Retirement DC contribution increases being sought in C2019 assume that the MBCBP will be established to accommodate the increased funding. Without a new plan such as an MBCBP, further 401(k) increases will merely add to taxable income for most of our pilots. Our ability to increase Company-paid retirement benefits going forward is severely limited without the MBCBP to supplement the 401(k), especially with the potential for future political pressure which may even further limit 401(k) contributions.
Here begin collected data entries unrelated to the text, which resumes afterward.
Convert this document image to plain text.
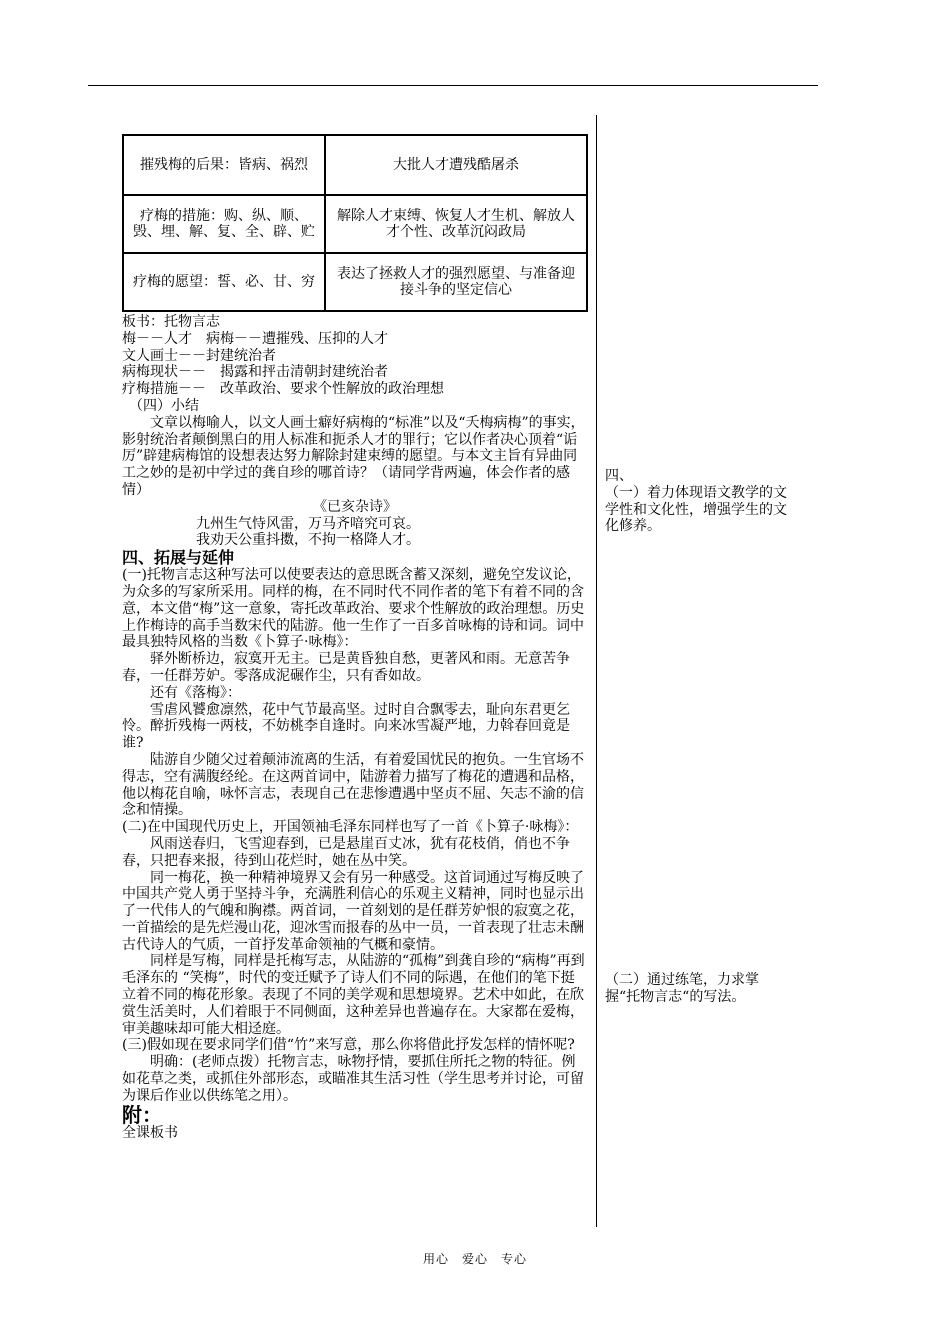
摧残梅的后果：皆病、祸烈	大批人才遭残酷屠杀
疗梅的措施：购、纵、顺、毁、埋、解、复、全、辟、贮	解除人才束缚、恢复人才生机、解放人才个性、改革沉闷政局
疗梅的愿望：誓、必、甘、穷	表达了拯救人才的强烈愿望、与准备迎接斗争的坚定信心

板书：托物言志

梅－－人才　病梅－－遭摧残、压抑的人才

文人画士－－封建统治者

病梅现状－－　揭露和抨击清朝封建统治者

疗梅措施－－　改革政治、要求个性解放的政治理想

（四）小结

文章以梅喻人，以文人画士癖好病梅的“标准”以及“夭梅病梅”的事实，影射统治者颠倒黑白的用人标准和扼杀人才的罪行；它以作者决心顶着“诟厉”辟建病梅馆的设想表达努力解除封建束缚的愿望。与本文主旨有异曲同工之妙的是初中学过的龚自珍的哪首诗？（请同学背两遍，体会作者的感情）

《已亥杂诗》

九州生气恃风雷，万马齐喑究可哀。

我劝天公重抖擞，不拘一格降人才。

四、拓展与延伸

(一)托物言志这种写法可以使要表达的意思既含蓄又深刻，避免空发议论，为众多的写家所采用。同样的梅，在不同时代不同作者的笔下有着不同的含意，本文借“梅”这一意象，寄托改革政治、要求个性解放的政治理想。历史上作梅诗的高手当数宋代的陆游。他一生作了一百多首咏梅的诗和词。词中最具独特风格的当数《卜算子·咏梅》：

驿外断桥边，寂寞开无主。已是黄昏独自愁，更著风和雨。无意苦争春，一任群芳妒。零落成泥碾作尘，只有香如故。

还有《落梅》：

雪虐风饕愈凛然，花中气节最高坚。过时自合飘零去，耻向东君更乞怜。醉折残梅一两枝，不妨桃李自逢时。向来冰雪凝严地，力斡春回竟是谁?

陆游自少随父过着颠沛流离的生活，有着爱国忧民的抱负。一生官场不得志，空有满腹经纶。在这两首词中，陆游着力描写了梅花的遭遇和品格，他以梅花自喻，咏怀言志，表现自己在悲惨遭遇中坚贞不屈、矢志不渝的信念和情操。

(二)在中国现代历史上，开国领袖毛泽东同样也写了一首《卜算子·咏梅》：

风雨送春归，飞雪迎春到，已是悬崖百丈冰，犹有花枝俏，俏也不争春，只把春来报，待到山花烂时，她在丛中笑。

同一梅花，换一种精神境界又会有另一种感受。这首词通过写梅反映了中国共产党人勇于坚持斗争，充满胜利信心的乐观主义精神，同时也显示出了一代伟人的气魄和胸襟。两首词，一首刻划的是任群芳妒恨的寂寞之花，一首描绘的是先烂漫山花，迎冰雪而报春的丛中一员，一首表现了壮志未酬古代诗人的气质，一首抒发革命领袖的气概和豪情。

同样是写梅，同样是托梅写志，从陆游的“孤梅”到龚自珍的“病梅”再到毛泽东的 “笑梅”，时代的变迁赋予了诗人们不同的际遇，在他们的笔下挺立着不同的梅花形象。表现了不同的美学观和思想境界。艺术中如此，在欣赏生活美时，人们着眼于不同侧面，这种差异也普遍存在。大家都在爱梅，审美趣味却可能大相迳庭。

(三)假如现在要求同学们借“竹”来写意，那么你将借此抒发怎样的情怀呢?

明确：(老师点拨）托物言志，咏物抒情，要抓住所托之物的特征。例如花草之类，或抓住外部形态，或瞄准其生活习性（学生思考并讨论，可留为课后作业以供练笔之用）。

附：

全课板书

四、

（一）着力体现语文教学的文学性和文化性，增强学生的文化修养。

（二）通过练笔，力求掌握“托物言志“的写法。

用心　爱心　专心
While the implementation is taking longer than anticipated, the NC is confident that the MBCBPwill provide immediate enhancement to Delta pilots’ retirement as well as an outstanding vehicle with which to improve our total Company-paid retirement package. We appreciate your patience as we navigate the slow process of working with the federal government bureaucracy. Please watch for updated educational materials on the MBCBP, along with relevant Q&A over the coming weeks or months as we near implementation of the plan.